L’effet Hall quantique est un phénomène relativement récent qui intrigue à la fois les expérimentateurs et les théoriciens. L’apparition de plateaux situés à des fractions rationnelles (de dénominateurs impairs), avec une très grande précision (de l’ordre de $10^{-7}$ pour certaines valeurs) dans la courbe reliant la conductivité (transverse) au champ magnétique a surpris les théoriciens (voir figure plus bas). Aujourd’hui, une vingtaine d’années après les premières expériences, de nombreuses suggestions ont été faites pour expliquer ces courbes. Cependant, malgré d’énormes succès, une théorie expliquant toutes les facettes de ce phénomène n’a pu encore être construite.

Mes travaux sur l’effet Hall quantique peuvent être regroupés en trois grands axes, correspondant à trois approches distinctes que j’ai entreprises avec mes collaborateurs. La seconde de ces approches, dénommée ici “Théories effectives”, s’applique en réalité à une plus large classe de problèmes que l’effet Hall quantique lui-même.

Les motivations de ces recherches sont exposées dans le texte qui suit, les articles décrivant ces travaux sont disponibles sur la page de mes publications.

Phénoménologie de l’Effet Hall

Il s’agit de travaux de recherche au niveau phénoménologique, qui ont pour but de comprendre et décrire les structures apparentes dans les hiérarchies des états de Hall.

En effet, d’un point de vue purement expérimental, certaines structures sont apparues dans les états de Hall et les états métalliques, qu’on a appelé “hiérarchies”. La constatation est que certains états n’apparaissent dans une expérience particulière que si d’autres états “parents” sont eux aussi présents. Il existe donc une hiérarchie entre les états.

Deux grandes propositions ont été faites pour décrire ces hiérarchies.
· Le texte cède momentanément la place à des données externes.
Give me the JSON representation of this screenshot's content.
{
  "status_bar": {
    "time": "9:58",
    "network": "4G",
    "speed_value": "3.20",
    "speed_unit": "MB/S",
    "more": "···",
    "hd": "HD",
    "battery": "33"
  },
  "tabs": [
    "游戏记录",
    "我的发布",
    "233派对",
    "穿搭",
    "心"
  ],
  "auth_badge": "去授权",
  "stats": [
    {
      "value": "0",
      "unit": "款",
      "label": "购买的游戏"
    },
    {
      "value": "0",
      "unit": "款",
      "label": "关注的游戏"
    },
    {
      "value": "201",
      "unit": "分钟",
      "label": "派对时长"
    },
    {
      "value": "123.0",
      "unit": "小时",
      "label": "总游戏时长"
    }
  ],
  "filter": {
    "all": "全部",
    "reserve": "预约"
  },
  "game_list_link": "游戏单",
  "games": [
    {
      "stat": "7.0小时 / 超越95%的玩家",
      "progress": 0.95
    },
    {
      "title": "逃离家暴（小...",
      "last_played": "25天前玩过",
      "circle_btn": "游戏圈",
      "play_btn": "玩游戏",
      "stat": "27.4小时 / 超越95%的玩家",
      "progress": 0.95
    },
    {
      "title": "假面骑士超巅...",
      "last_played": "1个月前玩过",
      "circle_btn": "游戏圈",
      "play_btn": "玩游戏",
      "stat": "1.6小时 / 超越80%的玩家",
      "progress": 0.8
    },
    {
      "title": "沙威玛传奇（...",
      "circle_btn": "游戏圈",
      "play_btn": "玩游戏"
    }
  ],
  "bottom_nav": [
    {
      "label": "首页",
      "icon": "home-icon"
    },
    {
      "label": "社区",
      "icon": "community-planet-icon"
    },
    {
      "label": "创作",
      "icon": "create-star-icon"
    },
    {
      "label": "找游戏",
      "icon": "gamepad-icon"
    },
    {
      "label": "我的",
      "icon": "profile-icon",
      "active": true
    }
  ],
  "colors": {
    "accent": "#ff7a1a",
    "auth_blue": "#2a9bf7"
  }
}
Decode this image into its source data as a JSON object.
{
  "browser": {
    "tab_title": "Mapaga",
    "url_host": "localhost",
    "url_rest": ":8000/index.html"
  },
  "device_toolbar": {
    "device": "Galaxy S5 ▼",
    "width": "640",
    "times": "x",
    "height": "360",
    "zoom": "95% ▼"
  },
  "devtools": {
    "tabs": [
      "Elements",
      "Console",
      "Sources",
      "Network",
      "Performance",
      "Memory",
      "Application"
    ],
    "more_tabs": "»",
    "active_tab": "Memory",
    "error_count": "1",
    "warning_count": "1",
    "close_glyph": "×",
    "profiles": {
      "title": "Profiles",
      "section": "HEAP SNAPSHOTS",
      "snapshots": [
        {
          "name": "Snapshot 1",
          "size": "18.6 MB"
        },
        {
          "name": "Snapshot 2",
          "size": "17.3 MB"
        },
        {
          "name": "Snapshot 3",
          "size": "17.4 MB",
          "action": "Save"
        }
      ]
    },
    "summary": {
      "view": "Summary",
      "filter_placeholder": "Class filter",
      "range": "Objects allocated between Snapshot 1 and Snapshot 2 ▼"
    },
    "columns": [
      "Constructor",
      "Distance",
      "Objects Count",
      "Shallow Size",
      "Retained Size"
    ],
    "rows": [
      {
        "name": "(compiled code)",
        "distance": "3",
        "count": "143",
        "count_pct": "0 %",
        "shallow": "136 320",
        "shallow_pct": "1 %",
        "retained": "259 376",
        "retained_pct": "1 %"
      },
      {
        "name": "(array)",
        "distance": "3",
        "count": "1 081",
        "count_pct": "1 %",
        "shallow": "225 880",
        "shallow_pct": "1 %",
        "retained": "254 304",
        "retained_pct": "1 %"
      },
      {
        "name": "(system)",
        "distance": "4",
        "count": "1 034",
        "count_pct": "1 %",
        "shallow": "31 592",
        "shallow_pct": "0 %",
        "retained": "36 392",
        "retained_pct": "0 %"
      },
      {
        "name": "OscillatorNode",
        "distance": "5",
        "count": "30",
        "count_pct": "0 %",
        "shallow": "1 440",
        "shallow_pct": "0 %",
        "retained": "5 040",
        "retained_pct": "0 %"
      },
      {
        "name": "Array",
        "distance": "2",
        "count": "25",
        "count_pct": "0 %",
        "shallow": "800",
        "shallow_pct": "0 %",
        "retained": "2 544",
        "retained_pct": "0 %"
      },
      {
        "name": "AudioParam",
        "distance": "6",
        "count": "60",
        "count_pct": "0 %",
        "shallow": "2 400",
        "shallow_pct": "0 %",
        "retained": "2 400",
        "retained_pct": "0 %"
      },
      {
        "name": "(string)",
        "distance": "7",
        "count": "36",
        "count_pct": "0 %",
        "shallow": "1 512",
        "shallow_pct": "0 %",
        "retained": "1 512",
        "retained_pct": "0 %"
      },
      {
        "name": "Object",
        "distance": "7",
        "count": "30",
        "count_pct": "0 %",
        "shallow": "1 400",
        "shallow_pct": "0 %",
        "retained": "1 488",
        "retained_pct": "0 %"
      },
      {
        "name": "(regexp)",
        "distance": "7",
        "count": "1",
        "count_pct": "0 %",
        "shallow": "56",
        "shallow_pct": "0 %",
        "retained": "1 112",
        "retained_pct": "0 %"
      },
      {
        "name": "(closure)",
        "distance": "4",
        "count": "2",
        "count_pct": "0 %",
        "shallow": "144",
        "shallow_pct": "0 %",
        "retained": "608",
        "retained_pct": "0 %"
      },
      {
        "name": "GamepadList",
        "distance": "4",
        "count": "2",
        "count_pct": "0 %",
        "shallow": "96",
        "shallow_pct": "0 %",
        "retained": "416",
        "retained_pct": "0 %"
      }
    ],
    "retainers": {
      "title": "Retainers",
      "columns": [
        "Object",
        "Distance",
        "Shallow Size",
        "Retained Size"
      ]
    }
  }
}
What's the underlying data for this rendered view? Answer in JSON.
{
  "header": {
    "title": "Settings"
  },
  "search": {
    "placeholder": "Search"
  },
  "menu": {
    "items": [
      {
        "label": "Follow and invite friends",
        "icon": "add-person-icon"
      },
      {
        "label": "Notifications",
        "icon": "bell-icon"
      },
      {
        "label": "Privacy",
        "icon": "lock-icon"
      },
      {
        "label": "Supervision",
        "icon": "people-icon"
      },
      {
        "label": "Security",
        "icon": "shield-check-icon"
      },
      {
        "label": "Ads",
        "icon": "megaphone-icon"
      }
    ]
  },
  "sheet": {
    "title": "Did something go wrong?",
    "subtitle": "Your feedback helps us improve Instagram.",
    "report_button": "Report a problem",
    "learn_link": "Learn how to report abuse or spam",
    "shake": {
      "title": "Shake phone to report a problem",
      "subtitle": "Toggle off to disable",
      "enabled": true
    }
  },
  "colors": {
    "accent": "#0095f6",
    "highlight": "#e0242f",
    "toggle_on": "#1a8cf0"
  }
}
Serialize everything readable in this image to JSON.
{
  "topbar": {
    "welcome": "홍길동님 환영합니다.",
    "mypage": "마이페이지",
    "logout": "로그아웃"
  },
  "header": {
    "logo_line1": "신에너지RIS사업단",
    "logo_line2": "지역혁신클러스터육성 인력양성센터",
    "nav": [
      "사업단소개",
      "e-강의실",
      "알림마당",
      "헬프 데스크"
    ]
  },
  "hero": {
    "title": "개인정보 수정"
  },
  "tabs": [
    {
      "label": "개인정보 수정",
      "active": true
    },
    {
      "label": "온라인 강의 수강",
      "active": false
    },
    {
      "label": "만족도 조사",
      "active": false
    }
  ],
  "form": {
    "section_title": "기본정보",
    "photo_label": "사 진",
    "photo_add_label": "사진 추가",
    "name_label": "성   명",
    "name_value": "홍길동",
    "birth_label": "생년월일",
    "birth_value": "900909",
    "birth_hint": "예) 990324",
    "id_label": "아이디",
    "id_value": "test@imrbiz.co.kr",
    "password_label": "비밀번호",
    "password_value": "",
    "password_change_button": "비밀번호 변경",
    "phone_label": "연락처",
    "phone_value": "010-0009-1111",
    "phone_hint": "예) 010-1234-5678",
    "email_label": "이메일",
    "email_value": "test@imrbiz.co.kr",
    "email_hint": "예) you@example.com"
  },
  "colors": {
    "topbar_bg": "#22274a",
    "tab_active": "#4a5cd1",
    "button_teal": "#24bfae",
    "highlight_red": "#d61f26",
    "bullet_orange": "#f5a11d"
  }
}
Jain a proposé une hiérarchie basée sur le choix d’un état métallique (état dont le facteur de remplissage est à dénominateur pair), dont des états de Hall (état dont le facteur de remplissage est à dénominateur impair et présentant un plateau typique) sont les “enfants”. D’autre part, Haldane et Halperin ont proposé une hiérarchie plus profonde (dans le nombre de niveaux), où à chaque niveau un état de Hall “parent” chapeaute une infinité d’états de Hall “enfants”. Cette hiérarchie repose sur les fractions continues.

Des propositions de classifications et de reproductions de ces hiérarchies ont été alors proposées, souvent basées sur l’utilisation des groupes modulaires (sous-groupes de $SL(2,\mathbb{Z})$), car ce sont des groupes naturels qui agissent sur les fractions.

Mon implication dans ce domaine de recherche fait suite à des travaux de Y. Georgelin et J.-C. Wallet sur une proposition d’utiliser le groupe modulaire $\Gamma(2)$ pour reproduire et généraliser les hiérarchies de Jain. Etant donné un état métallique, on lui associe les orbites de $1$ et $0$ par l’action du sous groupe de $\Gamma(2)$ laissant cet état métallique invariant. On obtient ainsi les états de Hall “enfants” de cet état métallique.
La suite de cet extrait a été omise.